Advocate General Michal Bobek recently delivered his opinion in the Court of Justice of the European Union (CJEU) case of Abercrombie & Fitch v Antonino Bordonaro, which considers whether automatic termination of a zero-hours contract on reaching a certain age was unlawful age discrimination. The Advocate General’s opinion does not bind the CJEU but often gives an indication of how the case will be decided.
Mr Bordonaro was employed by Abercrombie and Fitch in Italy on a zero-hour contract, which was terminated when he turned 25.
Italian legislation provides that those under 25 (and over 45) can always be employed under a zero-hours contract, while those aged 25-45 can only be engaged on such contracts in limited circumstances.
Mr Bordanaro claimed that his dismissal, in effect, was discrimination based on his age. Abercrombie relied on the Italian legislation and, as it is possible to justify discrimination on the basis of age, the Italian government claimed that there were legitimate aims underlying the legislation and that the means of achieving those aims (i.e. the legislation itself) was appropriate and necessary.
The Italian Supreme Court asked the CJEU to determine whether the Italian legislation was contrary to the EU principle of non-discrimination on grounds of age. AG Bobek addressed this question for the CJEU and gave guidance on the matter in light of EU law.
Advocate General’s opinion
AG Bobek found that the Italian legislation provided for a difference in treatment between comparable groups directly based solely on one of the prohibited grounds, namely, age. Whether there was ‘less favourable treatment’ as a result of this was left to the national courts to decide. AG Bobek said that this would involve a “comprehensive assessment of the impact of the operation of the rule.”
The main points of issue in his opinion was the question of whether the Italian legislation was justified by a legitimate aim and the means of achieving that aim was necessary and appropriate.
The Italian government had put forward numerous aims it stated underpinned the legislation in question, one of which was promoting and facilitating the employment of young people.
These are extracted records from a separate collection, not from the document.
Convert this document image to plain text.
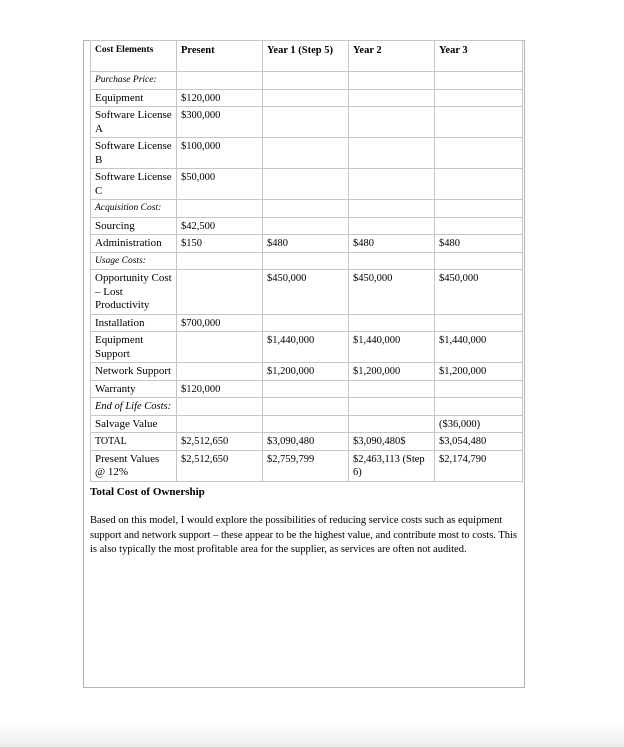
Cost Elements	Present	Year 1 (Step 5)	Year 2	Year 3
Purchase Price:				
Equipment	$120,000			
Software License A	$300,000			
Software License B	$100,000			
Software License C	$50,000			
Acquisition Cost:				
Sourcing	$42,500			
Administration	$150	$480	$480	$480
Usage Costs:				
Opportunity Cost – Lost Productivity		$450,000	$450,000	$450,000
Installation	$700,000			
Equipment Support		$1,440,000	$1,440,000	$1,440,000
Network Support		$1,200,000	$1,200,000	$1,200,000
Warranty	$120,000			
End of Life Costs:				
Salvage Value				($36,000)
TOTAL	$2,512,650	$3,090,480	$3,090,480$	$3,054,480
Present Values @ 12%	$2,512,650	$2,759,799	$2,463,113 (Step 6)	$2,174,790
Total Cost of Ownership
Based on this model, I would explore the possibilities of reducing service costs such as equipment support and network support – these appear to be the highest value, and contribute most to costs. This is also typically the most profitable area for the supplier, as services are often not audited.
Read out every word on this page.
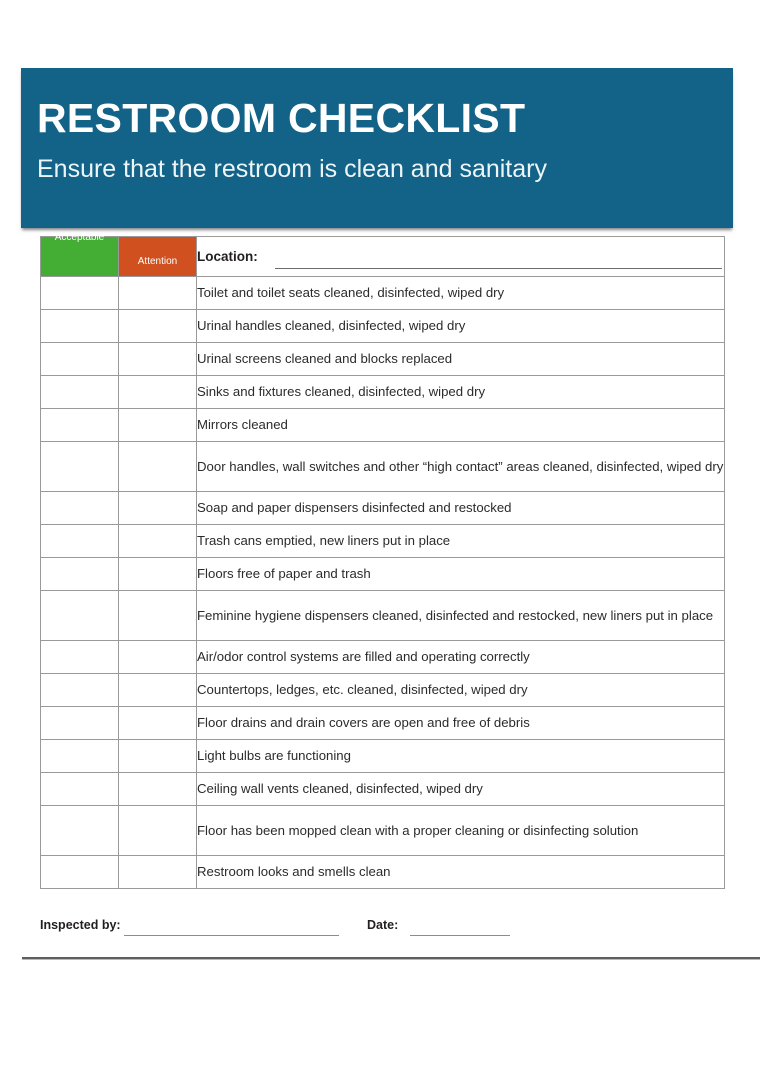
RESTROOM CHECKLIST

Ensure that the restroom is clean and sanitary

Acceptable	Attention	Location:

		Toilet and toilet seats cleaned, disinfected, wiped dry
		Urinal handles cleaned, disinfected, wiped dry
		Urinal screens cleaned and blocks replaced
		Sinks and fixtures cleaned, disinfected, wiped dry
		Mirrors cleaned
		Door handles, wall switches and other “high contact” areas cleaned, disinfected, wiped dry
		Soap and paper dispensers disinfected and restocked
		Trash cans emptied, new liners put in place
		Floors free of paper and trash
		Feminine hygiene dispensers cleaned, disinfected and restocked, new liners put in place
		Air/odor control systems are filled and operating correctly
		Countertops, ledges, etc. cleaned, disinfected, wiped dry
		Floor drains and drain covers are open and free of debris
		Light bulbs are functioning
		Ceiling wall vents cleaned, disinfected, wiped dry
		Floor has been mopped clean with a proper cleaning or disinfecting solution
		Restroom looks and smells clean
Inspected by:	Date:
Although it was accepted that this may be a legitimate aim, the various aims stated by the Italian government made the overarching aims unclear and AG Bobek noted that this made it difficult to ascertain the fundamental aim of the legislation.
Importantly, he pointed out that when the matter of justification was being considered, there must be probative evidence to back up the stated justification and not simply generalisations: “Mere generalisations concerning the capacity of a specific measure to contribute to employment policy, labour market or vocational training objectives are not enough to show that the aim of that measure is capable of justifying derogation from that principle and do not constitute evidence on the basis of which it could reasonably be considered that the means chosen are suitable for achieving that aim.”
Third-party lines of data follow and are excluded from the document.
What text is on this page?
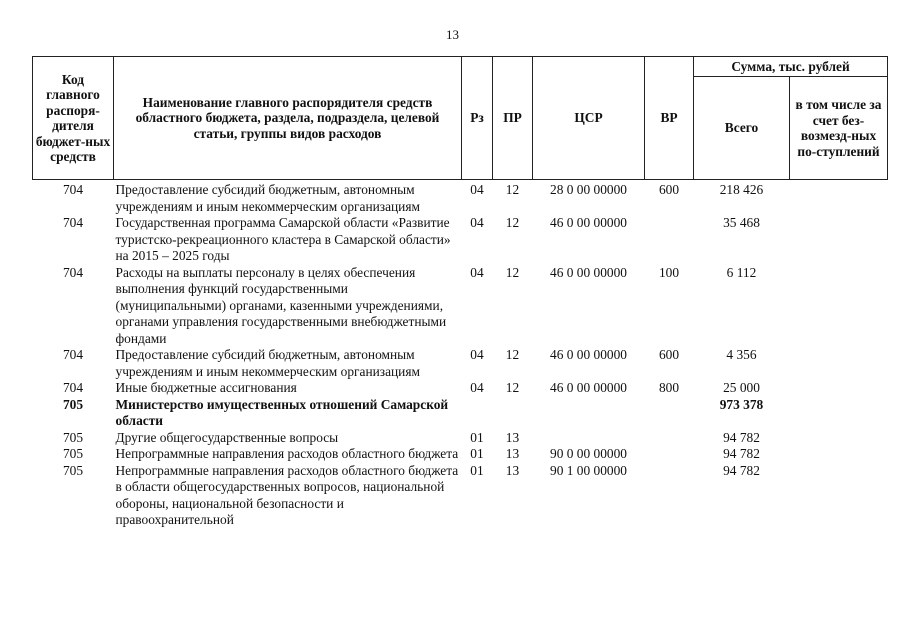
13
Код главного распоря-дителя бюджет-ных средств	Наименование главного распорядителя средств областного бюджета, раздела, подраздела, целевой статьи, группы видов расходов	Рз	ПР	ЦСР	ВР	Сумма, тыс. рублей	
						Всего	в том числе за счет без-возмезд-ных по-ступлений
704	Предоставление субсидий бюджетным, автономным учреждениям и иным некоммерческим организациям	04	12	28 0 00 00000	600	218 426	
704	Государственная программа Самарской области «Развитие туристско-рекреационного кластера в Самарской области» на 2015 – 2025 годы	04	12	46 0 00 00000		35 468	
704	Расходы на выплаты персоналу в целях обеспечения выполнения функций государственными (муниципальными) органами, казенными учреждениями, органами управления государственными внебюджетными фондами	04	12	46 0 00 00000	100	6 112	
704	Предоставление субсидий бюджетным, автономным учреждениям и иным некоммерческим организациям	04	12	46 0 00 00000	600	4 356	
704	Иные бюджетные ассигнования	04	12	46 0 00 00000	800	25 000	
705	Министерство имущественных отношений Самарской области					973 378	
705	Другие общегосударственные вопросы	01	13			94 782	
705	Непрограммные направления расходов областного бюджета	01	13	90 0 00 00000		94 782	
705	Непрограммные направления расходов областного бюджета в области общегосударственных вопросов, национальной обороны, национальной безопасности и правоохранительной	01	13	90 1 00 00000		94 782	
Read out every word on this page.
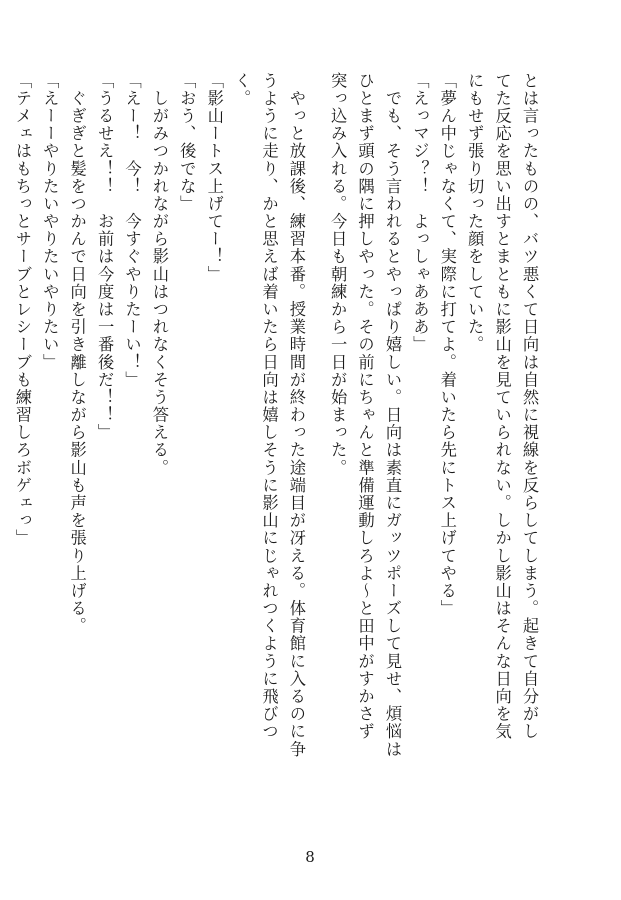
とは言ったものの、バツ悪くて日向は自然に視線を反らしてしまう。起きて自分がし
てた反応を思い出すとまともに影山を見ていられない。しかし影山はそんな日向を気
にもせず張り切った顔をしていた。
「夢ん中じゃなくて、実際に打てよ。着いたら先にトス上げてやる」
「えっマジ？！　よっしゃあああ」
　でも、そう言われるとやっぱり嬉しい。日向は素直にガッツポーズして見せ、煩悩は
ひとまず頭の隅に押しやった。その前にちゃんと準備運動しろよ〜と田中がすかさず
突っ込み入れる。今日も朝練から一日が始まった。
　やっと放課後、練習本番。授業時間が終わった途端目が冴える。体育館に入るのに争
うように走り、かと思えば着いたら日向は嬉しそうに影山にじゃれつくように飛びつ
く。
「影山ートス上げてー！」
「おう、後でな」
　しがみつかれながら影山はつれなくそう答える。
「えー！　今！　今すぐやりたーい！」
「うるせえ！！　お前は今度は一番後だ！！」
　ぐぎぎと髪をつかんで日向を引き離しながら影山も声を張り上げる。
「えーーやりたいやりたいやりたい」
「テメェはもちっとサーブとレシーブも練習しろボゲェっ」
8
He did not appear to be convinced that dismissing 25 year olds on zero-hour contracts was justified so that younger workers had greater employment opportunities.
This case makes clear that if there is a policy in place that has the effect of discriminating on the basis of age, having a clear legitimate aim underpinning that policy will make it easier to ascertain if the same is justified and therefore to defend claims of age discrimination. Furthermore, when attempting to justify the legitimate aims, there must be hard evidence to show the effect of the measure in practice, rather than relying on broad generalisations such as ‘to protect younger workers’.
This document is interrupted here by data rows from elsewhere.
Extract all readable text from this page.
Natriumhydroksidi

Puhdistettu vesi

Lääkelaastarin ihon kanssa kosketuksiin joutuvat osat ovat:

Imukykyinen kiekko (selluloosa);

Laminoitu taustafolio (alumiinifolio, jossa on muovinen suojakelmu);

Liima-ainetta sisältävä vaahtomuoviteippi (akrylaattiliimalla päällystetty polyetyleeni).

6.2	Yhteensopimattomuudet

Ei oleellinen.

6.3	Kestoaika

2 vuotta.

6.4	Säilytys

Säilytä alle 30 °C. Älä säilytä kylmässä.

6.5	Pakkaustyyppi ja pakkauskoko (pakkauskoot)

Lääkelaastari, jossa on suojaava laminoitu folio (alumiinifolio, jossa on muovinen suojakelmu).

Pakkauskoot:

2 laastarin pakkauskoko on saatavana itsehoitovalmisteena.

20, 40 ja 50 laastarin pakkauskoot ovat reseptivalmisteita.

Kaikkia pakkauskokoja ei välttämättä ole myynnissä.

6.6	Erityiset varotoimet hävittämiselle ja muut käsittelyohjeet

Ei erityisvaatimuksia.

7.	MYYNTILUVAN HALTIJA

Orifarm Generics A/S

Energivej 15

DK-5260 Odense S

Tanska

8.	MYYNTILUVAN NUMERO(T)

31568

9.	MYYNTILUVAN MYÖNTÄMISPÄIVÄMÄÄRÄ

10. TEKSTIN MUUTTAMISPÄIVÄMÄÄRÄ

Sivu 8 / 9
The Italian law is intriguing: at first glance, one might think that the law obviously discriminates on grounds of age because different age groups have different rights.
However, it is designed to make employing those under 25 and over 45 more attractive to employers as employees of that age would have fewer rights and, in particular, no right to a certain amount of work and/or pay. This could make it easier for such employees to find work.
On the other hand, the lack of rights that often go hand-in-hand with the zero-hours contract would seem to place under 25s at a disadvantage in terms of, for instance, job security, when compared with over 25s.
It is likely for these reasons that AG Bobek said the Italian court would need to look carefully at the impact of the law in practice. It will be interesting to see if the CJEU follows this opinion.
Zero-hour contracts continue to attract comment from press and politicians, and it remains to be seen how the law in relation to such contracts will develop, if at all.